Wachsende weltweite Protestbewegung wegen zunehmender Warenknappheit

Der Stellvertreterkrieg der USA und der Nato gegen Russland in der Ukraine hat eine Welle von Sozialprotesten gegen die steigenden Lebenshaltungskosten ausgelöst, in der sich auch die erbitterte Wut der Arbeiterklasse über soziale Ungleichheit und die verheerenden Auswirkungen der anhaltende Corona-Pandemie äußert. Die Protestwelle wird jeden Tag größer, da die Arbeiterklasse auf die sozialen Auswirkungen des Kriegs und der Sanktionen der USA und der EU reagiert. Durch die Sanktionen wurden die Lieferketten zerrissen und das Schwarze Meer für Exporte von russischem, ukrainischem und belarussischem Speiseöl, Getreide und Dünger gesperrt.

Ein Arbeiter füllt Regale im Heinen Fine Foods Store in Pepper Pike (Ohio) auf. Aufgenommen am 13. Januar 2022. (AP Photo/Tony Dejak)

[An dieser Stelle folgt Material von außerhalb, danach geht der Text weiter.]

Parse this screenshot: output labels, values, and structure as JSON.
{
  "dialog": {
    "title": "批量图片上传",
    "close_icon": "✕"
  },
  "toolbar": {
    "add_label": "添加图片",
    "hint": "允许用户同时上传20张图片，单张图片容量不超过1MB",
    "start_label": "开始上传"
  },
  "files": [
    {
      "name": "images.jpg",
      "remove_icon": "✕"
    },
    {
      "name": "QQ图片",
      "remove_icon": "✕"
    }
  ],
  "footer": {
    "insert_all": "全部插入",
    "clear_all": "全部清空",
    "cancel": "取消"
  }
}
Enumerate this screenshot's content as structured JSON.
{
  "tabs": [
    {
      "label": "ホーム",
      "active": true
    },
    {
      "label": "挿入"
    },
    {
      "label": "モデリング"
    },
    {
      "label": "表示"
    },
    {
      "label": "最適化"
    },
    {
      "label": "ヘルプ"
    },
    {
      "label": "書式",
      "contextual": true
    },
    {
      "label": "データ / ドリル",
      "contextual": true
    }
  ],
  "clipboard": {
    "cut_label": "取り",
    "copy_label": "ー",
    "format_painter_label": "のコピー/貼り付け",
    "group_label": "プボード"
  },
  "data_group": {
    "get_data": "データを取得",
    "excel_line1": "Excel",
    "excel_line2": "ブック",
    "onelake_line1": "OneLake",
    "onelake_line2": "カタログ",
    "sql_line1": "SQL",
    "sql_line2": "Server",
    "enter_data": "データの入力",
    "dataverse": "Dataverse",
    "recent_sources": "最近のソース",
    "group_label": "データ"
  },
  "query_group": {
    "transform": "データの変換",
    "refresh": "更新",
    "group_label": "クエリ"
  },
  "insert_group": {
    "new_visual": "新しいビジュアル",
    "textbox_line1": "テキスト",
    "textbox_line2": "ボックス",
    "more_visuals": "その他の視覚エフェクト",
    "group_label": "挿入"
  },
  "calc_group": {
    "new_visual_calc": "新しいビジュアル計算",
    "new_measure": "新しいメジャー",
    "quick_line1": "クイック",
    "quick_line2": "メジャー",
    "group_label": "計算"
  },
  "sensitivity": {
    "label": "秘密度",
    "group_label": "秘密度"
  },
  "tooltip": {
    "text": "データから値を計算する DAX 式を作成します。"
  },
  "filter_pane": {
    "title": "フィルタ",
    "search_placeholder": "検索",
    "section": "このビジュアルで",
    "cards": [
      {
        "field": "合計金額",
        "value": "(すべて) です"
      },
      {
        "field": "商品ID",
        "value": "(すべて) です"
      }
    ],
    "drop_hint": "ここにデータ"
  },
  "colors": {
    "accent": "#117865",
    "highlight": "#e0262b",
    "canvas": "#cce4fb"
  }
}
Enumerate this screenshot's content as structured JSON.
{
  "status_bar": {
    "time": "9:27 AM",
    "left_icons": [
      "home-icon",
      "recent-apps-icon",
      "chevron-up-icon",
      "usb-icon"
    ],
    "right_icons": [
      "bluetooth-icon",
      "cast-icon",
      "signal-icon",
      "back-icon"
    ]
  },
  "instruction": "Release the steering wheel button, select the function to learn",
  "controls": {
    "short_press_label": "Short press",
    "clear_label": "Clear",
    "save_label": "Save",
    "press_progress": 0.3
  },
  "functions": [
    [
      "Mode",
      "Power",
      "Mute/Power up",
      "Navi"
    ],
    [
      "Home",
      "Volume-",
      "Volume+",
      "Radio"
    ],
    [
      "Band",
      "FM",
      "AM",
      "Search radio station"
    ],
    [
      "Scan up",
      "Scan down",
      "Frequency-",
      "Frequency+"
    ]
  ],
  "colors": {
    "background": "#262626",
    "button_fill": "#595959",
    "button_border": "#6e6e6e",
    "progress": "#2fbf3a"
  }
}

Am Freitag kündigte die Ernährungs- und Landwirtschaftsorganisation der Vereinten Nationen (FAO) an, dass der globale Preisindex für Nahrungsmittel im März um 12,6 Prozent im Vergleich zum Februar gestiegen ist. Im Februar befand er sich bereits auf dem höchsten Stand seit 1990. Der stellvertretende Direktor des FAO, Josef Schmidhuber, erklärte vor der Presse, die Lebensmittelknappheit könnte weltweite Proteste auslösen: „Das ist wirklich bemerkenswert. ... Es gibt massive Versorgungsausfälle.“

Imperialistische Mächte besorgt wegen der wachsenden Protestwelle

In den imperialistischen Hauptstädten wächst die Sorge, dass der Kriegskurs große soziale Unzufriedenheit auslöst. Diese könnten die Pläne zur Unterwerfung Russlands gefährden, welche die imperialistischen Mächte trotz der Gefahr eines Dritten Weltkriegs verfolgen.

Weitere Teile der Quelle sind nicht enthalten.